Le donneur de sperme était un délinquant psychotique. Trente-six enfants. Et après ?

Bonjour

Ont-ils les yeux bleus ? C’est une déclinaison, réelle, de Starbuck. L’affaire, peu banale, est rapportée des deux côtés de l’Atlantique. Voir The Star :Three Ontario families sue sperm bank and Canadian distributor”. Trois familles canadiennes viennent d’engager des poursuites en justice contre une société américaine commercialisant des échantillons de sperme humain. Motif de leur plainte : le donneur (n ° 9623) était, sur catalogue, présenté comme un homme d’une particulière intelligence. Il ne semble pas que ce soit le cas.

La plainte vise, pour tromperie sur la marchandise, la société américaine Xytex Corp et son distributeur canadien Outreach Health Services (« créateurs de familles depuis 1999 »). Les trois familles réclament des dommages de 15 millions de dollars canadiens (10,4 millions d’euros).

Tromperie sur la marchandise

Il apparaît aujourd’hui qu’au moins trente-six femmes (en Grande-Bretagne, au Canada et aux Etats-Unis) ont donné naissance à des enfants durant les dix dernières années à partir d’une insémination artificielle avec le sperme de cet homme. « Ces couples cherchaient de l’aide pour fonder une famille et dans une situation de vulnérabilité, ont placé leur espoir dans une banque du sperme », a fait valoir leur avocat Me James Firema. Espoir déçu, mais à quel titre.

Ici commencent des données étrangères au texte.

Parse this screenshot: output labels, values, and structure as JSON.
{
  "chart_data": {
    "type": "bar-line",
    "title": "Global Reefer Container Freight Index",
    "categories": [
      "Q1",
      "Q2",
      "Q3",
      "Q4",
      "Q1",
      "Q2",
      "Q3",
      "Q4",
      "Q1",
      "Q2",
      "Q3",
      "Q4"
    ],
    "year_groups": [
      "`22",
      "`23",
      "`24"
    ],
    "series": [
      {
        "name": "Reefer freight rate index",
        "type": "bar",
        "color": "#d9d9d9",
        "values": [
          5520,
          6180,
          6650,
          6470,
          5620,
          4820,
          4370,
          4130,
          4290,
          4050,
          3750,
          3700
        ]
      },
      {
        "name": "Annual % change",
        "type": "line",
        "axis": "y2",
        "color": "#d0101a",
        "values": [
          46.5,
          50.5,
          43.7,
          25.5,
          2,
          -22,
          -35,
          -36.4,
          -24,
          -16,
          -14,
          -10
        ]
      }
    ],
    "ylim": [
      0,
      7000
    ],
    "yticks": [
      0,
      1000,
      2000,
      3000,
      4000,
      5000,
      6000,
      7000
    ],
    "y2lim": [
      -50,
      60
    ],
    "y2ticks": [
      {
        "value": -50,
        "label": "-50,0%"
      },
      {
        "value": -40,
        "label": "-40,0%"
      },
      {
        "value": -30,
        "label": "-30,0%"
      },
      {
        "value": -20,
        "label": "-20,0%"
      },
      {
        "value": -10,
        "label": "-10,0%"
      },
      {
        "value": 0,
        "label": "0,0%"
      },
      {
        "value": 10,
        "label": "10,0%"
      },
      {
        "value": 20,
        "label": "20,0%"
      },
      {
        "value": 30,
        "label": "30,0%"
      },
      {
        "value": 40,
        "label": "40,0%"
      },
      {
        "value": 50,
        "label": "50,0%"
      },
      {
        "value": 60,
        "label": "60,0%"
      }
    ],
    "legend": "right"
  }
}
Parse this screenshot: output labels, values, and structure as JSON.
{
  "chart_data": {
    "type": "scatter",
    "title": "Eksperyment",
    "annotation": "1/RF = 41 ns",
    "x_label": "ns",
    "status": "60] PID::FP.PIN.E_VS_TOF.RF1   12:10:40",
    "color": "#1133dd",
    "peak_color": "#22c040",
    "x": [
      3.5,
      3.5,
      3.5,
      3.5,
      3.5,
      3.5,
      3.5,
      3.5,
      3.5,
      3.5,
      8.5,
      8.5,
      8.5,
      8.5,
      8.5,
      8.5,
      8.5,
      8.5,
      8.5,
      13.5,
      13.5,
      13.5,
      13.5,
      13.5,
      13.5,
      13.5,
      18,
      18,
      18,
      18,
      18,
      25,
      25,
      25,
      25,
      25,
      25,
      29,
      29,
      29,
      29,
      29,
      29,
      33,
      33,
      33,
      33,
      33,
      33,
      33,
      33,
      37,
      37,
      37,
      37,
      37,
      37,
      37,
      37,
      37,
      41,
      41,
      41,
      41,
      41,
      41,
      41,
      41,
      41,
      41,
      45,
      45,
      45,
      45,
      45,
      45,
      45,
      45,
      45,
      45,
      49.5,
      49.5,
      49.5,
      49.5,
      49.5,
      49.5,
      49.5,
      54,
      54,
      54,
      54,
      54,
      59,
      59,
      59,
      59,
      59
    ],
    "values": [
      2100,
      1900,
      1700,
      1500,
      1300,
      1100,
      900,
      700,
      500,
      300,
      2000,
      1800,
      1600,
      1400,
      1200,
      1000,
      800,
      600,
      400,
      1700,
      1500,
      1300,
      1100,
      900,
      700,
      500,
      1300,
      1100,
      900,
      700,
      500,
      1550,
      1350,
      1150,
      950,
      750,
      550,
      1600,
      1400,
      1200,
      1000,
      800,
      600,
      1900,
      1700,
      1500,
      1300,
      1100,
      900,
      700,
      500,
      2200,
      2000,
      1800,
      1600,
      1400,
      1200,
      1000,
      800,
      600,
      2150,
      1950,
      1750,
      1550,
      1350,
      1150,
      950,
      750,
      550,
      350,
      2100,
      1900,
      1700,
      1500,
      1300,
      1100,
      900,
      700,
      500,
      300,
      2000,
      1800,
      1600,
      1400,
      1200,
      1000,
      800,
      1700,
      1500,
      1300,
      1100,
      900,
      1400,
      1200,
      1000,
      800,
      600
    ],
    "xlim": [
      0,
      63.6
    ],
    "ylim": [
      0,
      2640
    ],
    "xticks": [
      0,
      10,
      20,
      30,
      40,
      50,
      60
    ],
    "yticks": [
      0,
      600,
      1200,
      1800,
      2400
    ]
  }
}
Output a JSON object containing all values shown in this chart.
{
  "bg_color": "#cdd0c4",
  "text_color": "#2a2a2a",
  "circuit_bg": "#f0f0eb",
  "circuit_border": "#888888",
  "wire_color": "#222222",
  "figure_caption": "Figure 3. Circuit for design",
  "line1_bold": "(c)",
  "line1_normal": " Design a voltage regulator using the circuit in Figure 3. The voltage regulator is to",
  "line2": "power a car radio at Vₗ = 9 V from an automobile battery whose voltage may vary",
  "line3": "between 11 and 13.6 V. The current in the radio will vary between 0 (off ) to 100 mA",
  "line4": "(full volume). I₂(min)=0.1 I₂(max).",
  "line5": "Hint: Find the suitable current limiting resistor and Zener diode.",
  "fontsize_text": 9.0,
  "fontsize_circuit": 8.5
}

Elles accusent les deux firmes d’avoir présenté le n°9623 comme une personne en parfaite santé, dotée d’un quotient intellectuel élevé et titulaire d’un doctorat d’ingénieur en neurosciences. Or une erreur de transmission leur a permis d’apprendre sa véritable identité (Xytex avait par inadvertance joint dans un courriel les coordonnées du fournisseur).

Narcisse, psychotique et toxicomane

Une erreur de mail, une recherche sur Internet et les couples receveurs de découvrir que l’homme était en fait âgé de 39 ans et qu’il souffrait de schizophrénie, ainsi que de troubles psychotique et narcissique de la personnalité en raison de sa consommation de drogues. Il avait été emprisonné pour divers délits et cambriolages et avait abandonné ses études universitaires il y a une vingtaine d’années. Son sperme aurait continué a être commercialisé jusqu’en janvier de l’an dernier.

Où l’on en vient à une question de fond : les données connues sur la génétique (et celles plus récentes sur l’épigénétique) permettront-elles qu’il y a, ici, perte de chance ? En d’autres termes ce passé de délinquant toxicomane est-il transmissible dans les gènes comme on pensait que l’était un QI élevé et une carrièr brillante ? Où l’on voit, aussi ce qu’il peut en être de la commercialisation des éléments du corps humain ; ici les cellules sexuelles. Il y a quatre ans, lors de la sortie du film Starbuck, Slate.fr s’était penché sur la question des possibles dérives des banques de sperme : « ‘’Starbuck’’: Peut-on vraiment avoir 533 enfants? » (Charlotte Pudlowski).

Régénérer l’humanité

On y rappelait que la marchandisation du sperme (et des ovocytes est, en France, interdite par la loi de bioéthique. L’ensemble du système (ou presque) est géré par les Cecos (Centres d’Etudes et de Conservation des Oeufs et du Sperme). Il est reçu en consultation par un médecin, pour voir sa motivation, puis éventuellement par un psychologue. Slate.fr :

« Quelques candidats sont parfois récusés. Ceux qui, par exemple, se trouvent beaux et veulent régénérer l’humanité. (Ils existent.) Puis le dossier du futur donneur est établi: on fait des tests et une enquête génétique. C’est une enquête orale, faite par un généticien, pour déterminer si l’entourage familial est atteint de maladies génétiques. Au terme de cette enquête, le donneur peut être récusé parce qu’il y a un risque mais c’est exceptionnel. Le plus souvent il va être accepté (…).»

 Mention au bac

Quels sont, en France, les examens médicaux pratiqués chez le donneur ? Voici ce que répondent les Cecos au chapitre génétique : « Le bilan comporte un entretien permettant la recherche de facteurs de risque génétiques : enquête génétique concernant ses ascendants, descendants et collatéraux, à la recherche de maladies graves transmissibles. »

Rien n’est dit aux couples receveurs sur le QI du donneur, ni sur d’éventuelles pathologies psychiatriques, ni le casier judiciaire.Rien, non plus, sur la mention au bac ou sur le statut socio-économique. Et, pour l’heure, rien sur les yeux bleus.